Irrelevant. Social desire and morality has nothing to do with it. BTW, those are very subjective. I do feel that Swartz should've gone a different, more legal route if he wanted to cause change. I have no issue with him being prosecuted. So who is right, you or me?

JSTOR is not the law. MIT is not the law. They are involved in the criminal matter but do not determine whether something gets prosecuted. Is it arbitrary and sometimes political? Sure, but we shouldn't be outraged over Swartz being prosecuted. Very few gave a shit about the case until he killed himself. Where was all the outrage over the prosecution up until then?

When you say "Someone felt wronged and brought it to the attention of those who could prosecute the crime", you make it sound like it's an automatic process from one to the other.

Absolutely not. If JSTOR and MIT didn't think it was an issue it wouldn't have gone anywhere. If a crime is not reported it can't be followed up on by law enforcement. Obviously JSTOR and/or MIT brought this illegal activity through the proper channels and law enforcement took over. Maybe the FBI/Justice Dept was using Swartz as an example but he still broke a law.

As someone who has both suffered and carried out actions which are illegal according to the letter of the law, I assure you that nothing could be further from the truth.
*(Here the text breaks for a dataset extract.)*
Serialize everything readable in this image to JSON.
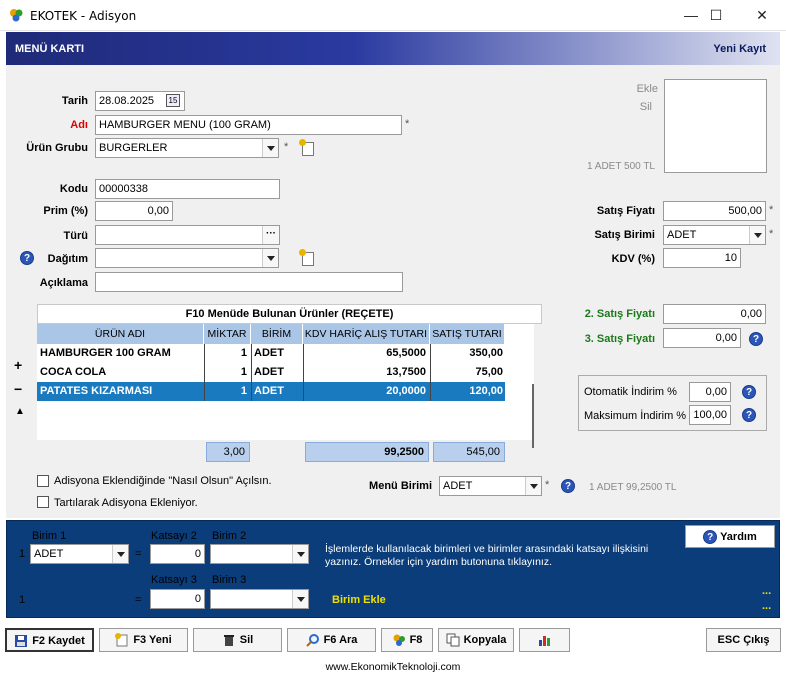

You can feel free to rape, murder, and pillage all you want. If there's no one to report the crime, no one willing to report the crime, or no authority to report to, then, sure, you won't be prosecuted. But don't be outraged if you get prosecuted when you break the law.

1 comments

> Sure, but we shouldn't be outraged over Swartz being prosecuted.

WTH not? It was pretty outrageous. I'd be interested to hear your argument that he deserved even 6 months in prison for copyright violation.

> If a crime is not reported it can't be followed up on by law enforcement.

... which is not to say that if a crime is reported, it will be followed up by law enforcement. Many reported crimes are not acted upon at all; some of them get a huge overreaction (like Swartz's) and some get an under-reaction (like HSBC).

That's the link: that justice is only just if the rules are the same for everyone, and they clearly are not.

WTH not? It was pretty outrageous. I'd be interested to hear your argument that he deserved even 6 months in prison for copyright violation.

Outrageous to whom? You?

I feel the punishment doesn't fit the crime, however, that's the punishment. I wouldn't want that punishment so I do not steal copyrighted material. That's Atwood's point in it's entirety: Swartz knew there were strict penalties and wasn't willing to accept the consequences if caught.

... which is not to say that if a crime is reported, it will be followed up by law enforcement.

This depends on a lot of factors and you know that. But there isn't some Illuminati deciding whether every case is important enough to prosecute.

That's the link: that justice is only just if the rules are the same for everyone, and they clearly are not.

Prosecutors prosecute what they think they can win. Swartz was a win for obvious reasons, HSBC wasn't for reasons unbeknownst to me. Our system is what it is. If you can't accept losing, don't play ball.